To date, Georgetown said, 3,000 to 4,500 residential customers are still classified as “unmetered.”

This is because their meters were failures and CUC still bills them under a flat rate tariff, Georgetown stated.

In their testimony to CPUC, Georgetown’s Jamshed K. Madan and Larry R. Gawlik, said CUC does not appear to have appropriate near-term solution to the installation of working meters for all of its customers.

In this situation, Georgetown said, CUC will lose a significant amount of revenue since the estimated cost billed to those customers are less than the average usage.

Georgetown said  working meters are the “cash registers” of CUC’s billing system and it cannot afford to have a high percentage of non-working meters.

Dan V. Jackson, managing director of  Economist.com, CUC’s rate consultant, said CUC is projecting to have 4,022 active metered residential customers and 5,029 unmetered residential customers this year.

In his testimony filed with CPUC on April 1, Jackson stated that CUC will have 516 active metered commercial customers and 1,002 unmetered commercial customers, 998 active metered government customers and 54 unmetered government customers.

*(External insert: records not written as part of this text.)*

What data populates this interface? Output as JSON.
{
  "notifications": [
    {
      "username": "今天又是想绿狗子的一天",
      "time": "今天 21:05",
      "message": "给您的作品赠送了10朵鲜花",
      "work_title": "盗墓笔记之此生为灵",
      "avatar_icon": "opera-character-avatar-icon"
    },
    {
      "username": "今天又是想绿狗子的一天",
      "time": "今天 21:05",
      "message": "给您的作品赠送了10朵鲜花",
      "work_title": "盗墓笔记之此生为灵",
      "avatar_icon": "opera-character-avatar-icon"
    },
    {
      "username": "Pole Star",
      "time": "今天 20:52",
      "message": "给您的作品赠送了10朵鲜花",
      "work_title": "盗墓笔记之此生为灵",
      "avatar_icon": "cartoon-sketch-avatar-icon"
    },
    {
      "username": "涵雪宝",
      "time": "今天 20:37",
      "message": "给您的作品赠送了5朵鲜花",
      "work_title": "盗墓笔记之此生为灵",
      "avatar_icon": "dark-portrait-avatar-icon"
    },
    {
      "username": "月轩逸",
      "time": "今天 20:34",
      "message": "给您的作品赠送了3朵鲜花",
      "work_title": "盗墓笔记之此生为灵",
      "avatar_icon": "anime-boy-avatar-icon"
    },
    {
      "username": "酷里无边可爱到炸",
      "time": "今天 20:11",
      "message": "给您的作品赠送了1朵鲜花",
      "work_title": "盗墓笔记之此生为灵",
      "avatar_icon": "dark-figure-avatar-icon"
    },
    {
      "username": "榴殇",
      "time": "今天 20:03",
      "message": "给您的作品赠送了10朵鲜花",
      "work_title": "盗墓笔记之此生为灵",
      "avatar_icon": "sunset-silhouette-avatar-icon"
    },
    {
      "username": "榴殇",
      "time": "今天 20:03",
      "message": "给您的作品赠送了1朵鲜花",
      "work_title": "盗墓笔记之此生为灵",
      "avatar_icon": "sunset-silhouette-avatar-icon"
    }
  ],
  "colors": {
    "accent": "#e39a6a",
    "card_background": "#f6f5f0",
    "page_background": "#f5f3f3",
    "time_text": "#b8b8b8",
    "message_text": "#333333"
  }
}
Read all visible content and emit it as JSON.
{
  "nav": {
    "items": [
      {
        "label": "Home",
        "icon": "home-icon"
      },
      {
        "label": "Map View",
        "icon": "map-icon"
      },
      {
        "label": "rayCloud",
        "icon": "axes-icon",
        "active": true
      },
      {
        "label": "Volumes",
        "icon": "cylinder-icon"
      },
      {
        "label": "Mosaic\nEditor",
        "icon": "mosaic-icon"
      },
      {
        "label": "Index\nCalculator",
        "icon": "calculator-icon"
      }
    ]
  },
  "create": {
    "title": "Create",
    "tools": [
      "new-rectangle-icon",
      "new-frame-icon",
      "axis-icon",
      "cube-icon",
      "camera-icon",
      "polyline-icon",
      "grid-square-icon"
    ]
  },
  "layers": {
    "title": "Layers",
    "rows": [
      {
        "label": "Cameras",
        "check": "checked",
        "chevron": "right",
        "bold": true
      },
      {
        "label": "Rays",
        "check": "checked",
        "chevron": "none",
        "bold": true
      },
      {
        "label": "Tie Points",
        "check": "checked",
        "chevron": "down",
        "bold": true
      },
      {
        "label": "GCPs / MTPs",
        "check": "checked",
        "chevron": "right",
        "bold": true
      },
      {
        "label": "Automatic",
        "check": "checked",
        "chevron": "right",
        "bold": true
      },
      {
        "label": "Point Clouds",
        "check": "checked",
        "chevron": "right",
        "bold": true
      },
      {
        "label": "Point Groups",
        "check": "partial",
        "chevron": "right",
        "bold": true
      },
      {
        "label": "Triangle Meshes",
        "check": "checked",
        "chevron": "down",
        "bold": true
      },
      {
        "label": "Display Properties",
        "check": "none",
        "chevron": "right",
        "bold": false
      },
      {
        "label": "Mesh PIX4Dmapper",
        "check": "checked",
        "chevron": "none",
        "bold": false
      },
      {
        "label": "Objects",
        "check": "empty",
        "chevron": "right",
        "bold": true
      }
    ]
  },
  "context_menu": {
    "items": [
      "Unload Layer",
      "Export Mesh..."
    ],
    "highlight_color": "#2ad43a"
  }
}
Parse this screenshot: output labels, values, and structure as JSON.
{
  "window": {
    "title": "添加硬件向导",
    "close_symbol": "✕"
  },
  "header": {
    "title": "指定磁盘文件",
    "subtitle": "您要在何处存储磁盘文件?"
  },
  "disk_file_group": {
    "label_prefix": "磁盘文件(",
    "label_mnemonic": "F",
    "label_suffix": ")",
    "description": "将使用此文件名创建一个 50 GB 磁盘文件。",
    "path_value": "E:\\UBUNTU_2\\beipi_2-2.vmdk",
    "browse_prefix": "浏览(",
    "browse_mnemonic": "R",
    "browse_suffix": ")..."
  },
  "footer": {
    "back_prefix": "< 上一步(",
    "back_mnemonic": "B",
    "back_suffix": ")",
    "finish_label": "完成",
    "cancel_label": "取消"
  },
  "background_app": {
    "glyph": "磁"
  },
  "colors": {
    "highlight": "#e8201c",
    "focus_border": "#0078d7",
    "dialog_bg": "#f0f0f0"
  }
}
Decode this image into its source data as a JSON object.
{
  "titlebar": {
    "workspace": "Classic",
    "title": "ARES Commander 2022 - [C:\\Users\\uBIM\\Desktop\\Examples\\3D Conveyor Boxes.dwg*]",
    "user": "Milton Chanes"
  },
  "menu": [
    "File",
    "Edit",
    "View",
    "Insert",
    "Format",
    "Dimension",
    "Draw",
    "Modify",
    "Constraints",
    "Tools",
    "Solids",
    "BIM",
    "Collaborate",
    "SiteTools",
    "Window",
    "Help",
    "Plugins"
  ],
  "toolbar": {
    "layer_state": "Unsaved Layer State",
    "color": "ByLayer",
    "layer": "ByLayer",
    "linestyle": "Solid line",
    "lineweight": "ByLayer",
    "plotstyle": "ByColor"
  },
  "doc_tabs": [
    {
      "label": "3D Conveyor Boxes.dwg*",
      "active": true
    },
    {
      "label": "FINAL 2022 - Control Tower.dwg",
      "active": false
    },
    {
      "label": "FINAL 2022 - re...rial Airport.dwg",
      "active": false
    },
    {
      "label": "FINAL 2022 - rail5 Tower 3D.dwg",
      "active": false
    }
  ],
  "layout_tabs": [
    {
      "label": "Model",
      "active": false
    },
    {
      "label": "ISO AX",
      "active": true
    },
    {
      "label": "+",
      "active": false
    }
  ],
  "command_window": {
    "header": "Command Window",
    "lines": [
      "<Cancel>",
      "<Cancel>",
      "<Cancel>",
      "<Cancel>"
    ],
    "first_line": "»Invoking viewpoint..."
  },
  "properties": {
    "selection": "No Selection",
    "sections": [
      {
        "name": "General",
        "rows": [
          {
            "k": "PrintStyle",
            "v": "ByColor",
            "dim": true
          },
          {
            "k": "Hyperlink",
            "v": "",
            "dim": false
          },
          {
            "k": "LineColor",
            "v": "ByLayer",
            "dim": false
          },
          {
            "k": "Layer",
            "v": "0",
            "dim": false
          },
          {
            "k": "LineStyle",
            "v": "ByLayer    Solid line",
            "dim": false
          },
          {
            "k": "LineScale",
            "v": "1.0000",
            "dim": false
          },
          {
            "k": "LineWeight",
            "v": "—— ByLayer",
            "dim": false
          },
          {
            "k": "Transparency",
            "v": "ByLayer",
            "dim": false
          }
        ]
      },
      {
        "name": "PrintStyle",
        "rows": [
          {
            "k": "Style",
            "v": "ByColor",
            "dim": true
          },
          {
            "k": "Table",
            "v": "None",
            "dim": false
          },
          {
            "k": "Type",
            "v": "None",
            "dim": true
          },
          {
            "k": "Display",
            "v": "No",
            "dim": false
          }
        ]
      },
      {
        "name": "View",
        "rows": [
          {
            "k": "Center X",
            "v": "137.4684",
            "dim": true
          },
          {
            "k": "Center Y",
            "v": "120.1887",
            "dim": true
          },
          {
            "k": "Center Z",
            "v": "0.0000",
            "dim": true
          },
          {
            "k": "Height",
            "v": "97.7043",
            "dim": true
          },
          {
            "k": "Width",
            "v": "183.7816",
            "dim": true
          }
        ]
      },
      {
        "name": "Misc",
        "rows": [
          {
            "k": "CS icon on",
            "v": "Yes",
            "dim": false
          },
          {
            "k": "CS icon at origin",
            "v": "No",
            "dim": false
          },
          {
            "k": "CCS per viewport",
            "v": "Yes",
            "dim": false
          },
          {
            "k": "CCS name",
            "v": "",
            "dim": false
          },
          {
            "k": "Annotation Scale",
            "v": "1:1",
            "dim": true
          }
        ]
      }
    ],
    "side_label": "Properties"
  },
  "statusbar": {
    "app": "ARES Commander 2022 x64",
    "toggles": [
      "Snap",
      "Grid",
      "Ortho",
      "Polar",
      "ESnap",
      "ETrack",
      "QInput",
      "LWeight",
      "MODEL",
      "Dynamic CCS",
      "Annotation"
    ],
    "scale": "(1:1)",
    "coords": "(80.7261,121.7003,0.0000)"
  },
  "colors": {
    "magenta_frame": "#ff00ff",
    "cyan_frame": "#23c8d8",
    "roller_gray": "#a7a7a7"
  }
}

Georgetown said the recent information provided by CUC indicated that approximately 3,000 residential customers are in the unmetered category.

But Georgetown said it also finds some positive development in CUC’s water and wastewater division.

It said the initial rate increases recommended and  implemented in March 2009 have provided sufficient revenues for the division.

Georgetown said the revenue enhancement task force for the water and wastewater division is progressing in identifying billing issues.

However, it added, “while significant progress has been made, there remains a major effort required before CUC can demonstrate that it has properly metered and fully identified and billed all customers correctly.”

Based on the survey conducted by the task force, over 630 customers were connected to CUC’s wastewater system but were not paying monthly charges.

As of February 2010, over 95 percent of those customers had begun paying monthly charges to CUC, Jackson stated.

The remaining customers protested CUC’s finding that they were connected to the system. CUC is now looking into this issue.

Jackson said CUC identified another 630-640 potential wastewater customers that were within 200 feet of CUC’s collection lines.

They are required by regulation to hook into CUC’s system, he said.